Cellular transplantation strategies are aimed at circumventing the inhibitory

surround created by the gliotic scar. Candidates for transplantation are neural stem

cells and fetal cells that have the potential to develop into mature neurons or glia

and restore function by replacing or repairing axons and synaptic relays.131 Mature

cells such as Schwann cells or olfactory ensheathing cells also provide neurotrophic

support and myelination, thereby enhancing the regenerative environment. How the

myelomeningocele placode would respond to cellular transplantation remains

unclear. The lack of understanding of cell connectivity and patterning and the way

that environment responds to injury makes outcomes unpredictable, but unveils a

focal point for future study.

A final challenge to spinal cord regeneration of a NTD is that most of the studies

examined models of acute injury. Spinal cord dysfunction secondary in the congenital

setting is more likely to be chronic in nature. An important consideration in studies

of chronic injury is the survival of the injured neurons. Reports indicate that 25 to

50% of neurons die as early as 4 weeks postaxotomy,132 while the remaining cells

become atrophic.

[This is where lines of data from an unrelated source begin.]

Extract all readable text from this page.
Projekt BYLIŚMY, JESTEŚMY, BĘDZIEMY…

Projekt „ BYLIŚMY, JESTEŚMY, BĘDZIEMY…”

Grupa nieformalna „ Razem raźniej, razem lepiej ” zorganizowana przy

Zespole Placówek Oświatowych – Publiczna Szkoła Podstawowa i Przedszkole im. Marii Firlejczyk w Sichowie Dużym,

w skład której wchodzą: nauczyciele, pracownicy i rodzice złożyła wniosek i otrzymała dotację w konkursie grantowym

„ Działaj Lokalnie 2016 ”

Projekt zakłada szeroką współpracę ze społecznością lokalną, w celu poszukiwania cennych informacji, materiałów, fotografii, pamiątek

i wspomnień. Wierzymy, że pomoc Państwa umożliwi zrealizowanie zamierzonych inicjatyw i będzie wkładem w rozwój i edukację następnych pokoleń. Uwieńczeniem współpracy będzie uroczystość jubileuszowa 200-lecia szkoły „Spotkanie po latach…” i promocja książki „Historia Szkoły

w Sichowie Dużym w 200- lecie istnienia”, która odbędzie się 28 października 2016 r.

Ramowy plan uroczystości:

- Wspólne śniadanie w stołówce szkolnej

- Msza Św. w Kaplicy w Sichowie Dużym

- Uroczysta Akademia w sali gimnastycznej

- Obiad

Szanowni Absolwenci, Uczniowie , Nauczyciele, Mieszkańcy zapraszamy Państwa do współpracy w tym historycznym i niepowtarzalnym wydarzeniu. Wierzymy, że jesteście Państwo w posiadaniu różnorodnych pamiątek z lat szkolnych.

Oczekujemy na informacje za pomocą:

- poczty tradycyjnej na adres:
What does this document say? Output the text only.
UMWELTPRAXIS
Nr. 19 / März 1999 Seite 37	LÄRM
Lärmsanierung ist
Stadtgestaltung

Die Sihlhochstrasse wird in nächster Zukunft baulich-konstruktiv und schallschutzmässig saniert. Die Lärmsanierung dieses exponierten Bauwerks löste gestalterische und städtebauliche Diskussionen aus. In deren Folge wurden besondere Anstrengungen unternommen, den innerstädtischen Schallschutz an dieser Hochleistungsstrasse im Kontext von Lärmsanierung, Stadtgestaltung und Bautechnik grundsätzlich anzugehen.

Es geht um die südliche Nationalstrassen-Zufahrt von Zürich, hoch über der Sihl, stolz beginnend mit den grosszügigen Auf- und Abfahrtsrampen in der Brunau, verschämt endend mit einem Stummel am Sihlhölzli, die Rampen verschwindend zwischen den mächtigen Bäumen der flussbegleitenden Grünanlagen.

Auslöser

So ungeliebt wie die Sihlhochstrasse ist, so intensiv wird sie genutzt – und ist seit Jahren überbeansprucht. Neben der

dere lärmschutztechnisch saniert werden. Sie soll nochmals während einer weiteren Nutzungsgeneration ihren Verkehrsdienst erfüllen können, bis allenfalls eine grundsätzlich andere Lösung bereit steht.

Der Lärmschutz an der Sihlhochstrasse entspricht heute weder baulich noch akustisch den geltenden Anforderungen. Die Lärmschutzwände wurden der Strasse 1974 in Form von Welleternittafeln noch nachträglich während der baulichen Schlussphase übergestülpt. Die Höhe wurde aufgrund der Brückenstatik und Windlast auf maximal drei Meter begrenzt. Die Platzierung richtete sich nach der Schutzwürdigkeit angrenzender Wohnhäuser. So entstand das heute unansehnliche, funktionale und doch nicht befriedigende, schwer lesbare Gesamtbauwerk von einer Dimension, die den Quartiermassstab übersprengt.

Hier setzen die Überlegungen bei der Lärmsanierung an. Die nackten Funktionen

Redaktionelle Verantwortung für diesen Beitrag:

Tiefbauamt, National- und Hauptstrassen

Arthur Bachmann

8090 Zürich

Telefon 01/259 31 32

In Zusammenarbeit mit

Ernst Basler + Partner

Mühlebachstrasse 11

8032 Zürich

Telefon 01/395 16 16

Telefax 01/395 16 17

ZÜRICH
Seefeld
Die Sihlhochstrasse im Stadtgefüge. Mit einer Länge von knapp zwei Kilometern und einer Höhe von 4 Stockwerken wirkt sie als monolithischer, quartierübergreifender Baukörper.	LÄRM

There is some evidence that trophic factors133 and fetal cell

transplants134 can enhance survival, even if applied 1 year after injury. Since many

patients with open and closed defects will present with neurological dysfunction

within this time frame, attempts at spinal cord regeneration remain viable techniques

to pursue.


The short answer is “yes.” Recent advances in genomics, proteomics, developmental

cell biology, biochemistry, embryology, neurobiology and neuroimaging have created the potential for a “golden age” in the cure of NTDs. Until then, NTDs remain

physically debilitating and are socioeconomic burdens. The time to advance neurosurgical management from supportive to restorative is now. It will be like magic!